Gottfried's backers believe he'll continue to build, even though they recognize that next season could be a rocky one if the Wolfpack are forced to rely on their freshmen.

"I'm not one to say they're building," said Quinton Jackson, head coach at Word of God Christian Academy in Raleigh, N.C., and a former NC State point guard. "I'm under the mindset that they're regaining what we had in the past."

The present involves unprecedented change. Expansion will soon turn the conference into the nation's premier league. Pitt, Notre Dame and Syracuse will join the ACC next season. Louisville arrives in 2014.

"You're talking about maybe the best basketball conference in history," Capel said.

By next summer, Jim Boeheim, Mike Krzyzewski, Roy Williams, Jamie Dixon, Mike Brey and Rick Pitino will all be ACC coaches.

And the new arrivals could use annual matchups against North Carolina, NC State and Duke as bait for local recruits.

"Now the Notre Dames, the Louisvilles can come into the state of the North Carolina and say [to parents], 'You will see your son play up close,' " Jackson said. "That gives them some leverage."

The overall outlook on the ACC's growth, however, is a positive one. What's good for the conference seems good for the Triangle, too.
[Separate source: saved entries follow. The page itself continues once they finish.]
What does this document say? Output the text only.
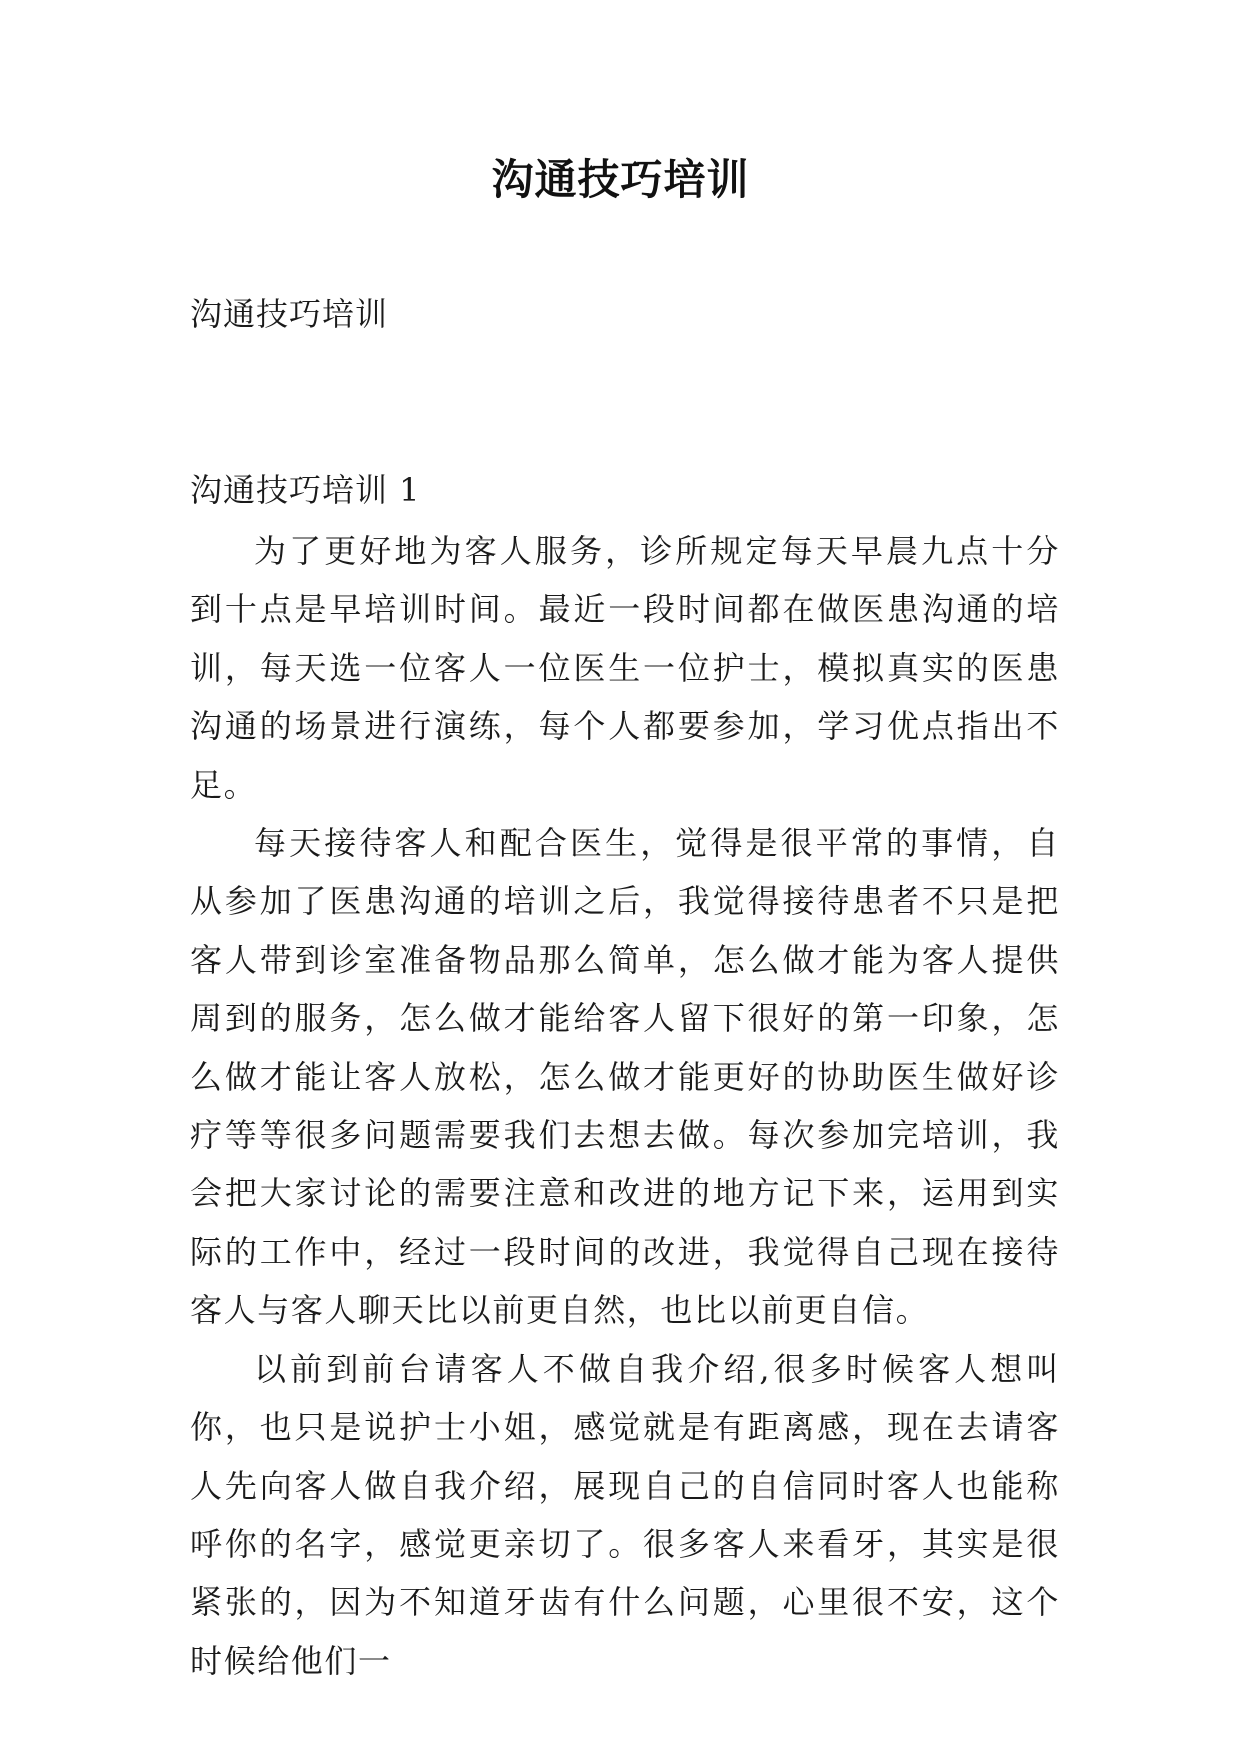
沟通技巧培训
沟通技巧培训
沟通技巧培训 1

为了更好地为客人服务，诊所规定每天早晨九点十分到十点是早培训时间。最近一段时间都在做医患沟通的培训，每天选一位客人一位医生一位护士，模拟真实的医患沟通的场景进行演练，每个人都要参加，学习优点指出不足。

每天接待客人和配合医生，觉得是很平常的事情，自从参加了医患沟通的培训之后，我觉得接待患者不只是把客人带到诊室准备物品那么简单，怎么做才能为客人提供周到的服务，怎么做才能给客人留下很好的第一印象，怎么做才能让客人放松，怎么做才能更好的协助医生做好诊疗等等很多问题需要我们去想去做。每次参加完培训，我会把大家讨论的需要注意和改进的地方记下来，运用到实际的工作中，经过一段时间的改进，我觉得自己现在接待客人与客人聊天比以前更自然，也比以前更自信。

以前到前台请客人不做自我介绍,很多时候客人想叫你，也只是说护士小姐，感觉就是有距离感，现在去请客人先向客人做自我介绍，展现自己的自信同时客人也能称呼你的名字，感觉更亲切了。很多客人来看牙，其实是很紧张的，因为不知道牙齿有什么问题，心里很不安，这个时候给他们一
And even with new league threats, the trio's stronghold on regional talent probably will remain.

But what about Duke's head coach, the most powerful symbol of the Triangle's historical fortitude? What is Coach K's future? That's been a pressing question in the Triangle for years.

Coach K is still vibrant, but the legend eventually will leave the sideline. Roy Williams won't coach forever, either. Still, Coach K's tie to Duke basketball is unmatched. He is Duke basketball.

"Coach K is the only coach I've known at Duke," Capel said. "I don't remember Duke without Coach K being on the sideline. So I personally can't imagine anyone else walking out to the floor and walking on that sideline. But inevitably it's going to happen."

But when it does, Duke will adjust. North Carolina, too.

The strength of the basketball brands within the Triangle, however, will probably not change. As long as the area continues to produce talented players who dream of competing for North Carolina and Duke, and the two schools remain among the nation's elite teams, then basketball in the Triangle will stay strong.

NC State will continue to seek consistency.

Gottfried has to fix some holes this season, but he's already received commitments from Caleb Martin and Cody Martin, a pair of top-60 prospects in the 2014 class per RecruitingNation. The future could be bright for the Wolfpack, too.

"You have to look at the history of the schools, the fan base and the success," Jackson said. "lt is that success that makes the [Triangle] a tremendous place for basketball."